Configuring NDE on a CatOS device
In privileged mode on the Supervisor Engine, issue the following to enable NDE:
set system name <name>
Set the name of your switch. Note that even if the prompt has been set to the name of the switch you still need this command.
set mls nde <address> 2055
Use the address of your Scrutinizer server and one of the ports configured in the settings screen. Port 2055 is monitored by default.
set mls nde version 7
This sets the export version to version 7
set mls agingtime long 64
This breaks up long-lived flows into (roughly) one-minute segments.
set mls agingtime 32
This ensures that flows that have finished are exported in a timely manner.
set mls flow full
This sets the flow mask to full flows. This is required to get useful information from the switch.
set mls bridged-flow-statistics enable <vlanlist>
CatOS 7.(2) or higher is required for this command, which enables NDE for all traffic within the specified VLANs rather than just inter-VLAN traffic.
set mls nde enable
This enables NDE.
show mls nde
show mls debug
These commands can help debug your NDE configuration.
Configuring NDE on a Native IOS device
In configure mode on the Supervisor Engine, follow the instructions for an IOS device above, and then issue the following to enable NDE:
mls nde sender version 5
or
mls nde sender version 7
This sets the export version. Due to several IOS bugs, the export version you must use on the supervisor is dependent on your hardware configuration and IOS version:
• Distributed Forwarding Cards and 12.1(13)E03, 12.1(18.1)E,12.2(13.6)S, 12.2(15.1)S, 12.2(17a)SX or above: use version 5. Note that this configuration will cause the Performance Counters to reportmissed flows that are not actually missed; this is the result of an IOS bug fixed in the SXF strains.
• Distributed Forwarding Cards and older than 12.1(13)E03, 12.1(18.1)E, 12.2(13.6)S, 12.2(15.1)S or 12.2(17a)SX: this configuration will cause serious problems, so please contact Crannog Software if your device matches this description.
• No Distributed Forwarding Cards and 12.0(24)S, 12.2(18)S, 12.3(1) or above: use version 5 and configure the MSFC to export version 9 as described above.

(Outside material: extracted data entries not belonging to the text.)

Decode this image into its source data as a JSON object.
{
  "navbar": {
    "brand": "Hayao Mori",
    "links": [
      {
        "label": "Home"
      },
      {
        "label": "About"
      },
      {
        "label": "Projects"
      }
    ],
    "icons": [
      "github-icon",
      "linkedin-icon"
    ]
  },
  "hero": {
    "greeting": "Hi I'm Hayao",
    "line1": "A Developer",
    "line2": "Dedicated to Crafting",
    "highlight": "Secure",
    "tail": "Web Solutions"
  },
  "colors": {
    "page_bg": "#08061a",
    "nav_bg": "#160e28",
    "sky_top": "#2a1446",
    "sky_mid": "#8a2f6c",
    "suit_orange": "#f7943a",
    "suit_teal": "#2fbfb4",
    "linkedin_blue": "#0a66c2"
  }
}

• No Distributed Forwarding Cards and 12.1(13)E03, 12.1(18.1)E,12.2(13.6)S, 12.2(15.1)S, 12.2(17a)SX or above: use version 5.
• Anything else: use version 7. Note that version 7 may not include AS or subnet mask information.
mls aging long 64
This breaks up long-lived flows into (roughly) one-minute segments.
mls aging normal 32
This ensures that flows that have finished are exported in a timely manner.
mls flow ip interface-full
mls nde interface
or
mls flow ip full
If you have a Supervisor Engine 2 or 720 running IOS version 12.1.13(E) or higher the first two commands are required to put interface and routing information into the NetFlow Exports. This information is unavailable with any earlier IOS version on the Supervisor Engine 2 or 720.If you have a Supervisor Engine 1 the third command is required to put full information into the NetFlow Exports.
ip flow ingress layer2-switched vlan <vlanlist>
ip flow export layer2-switched vlan <vlanlist>
A PFC3B or PFC3BXL running 12.2(18)SXE or higher is required for this command, which enables NDE for all traffic within the specified VLANs rather than just inter-VLAN traffic.
Configuring NetFlow Export on a 4000 series switch
The 4000 and 4500 series switches require a Supervisor IV with a NetFlow Services daughter card (WS-F4531) and IOS version 12.1(19)EW or above to support NetFlow. First configure the device as for an IOS device above, omitting the command ip route-cache flow on each interface, and then issue the following:ip route-cache flow infer-fields
This ensures routing information is included in the flows.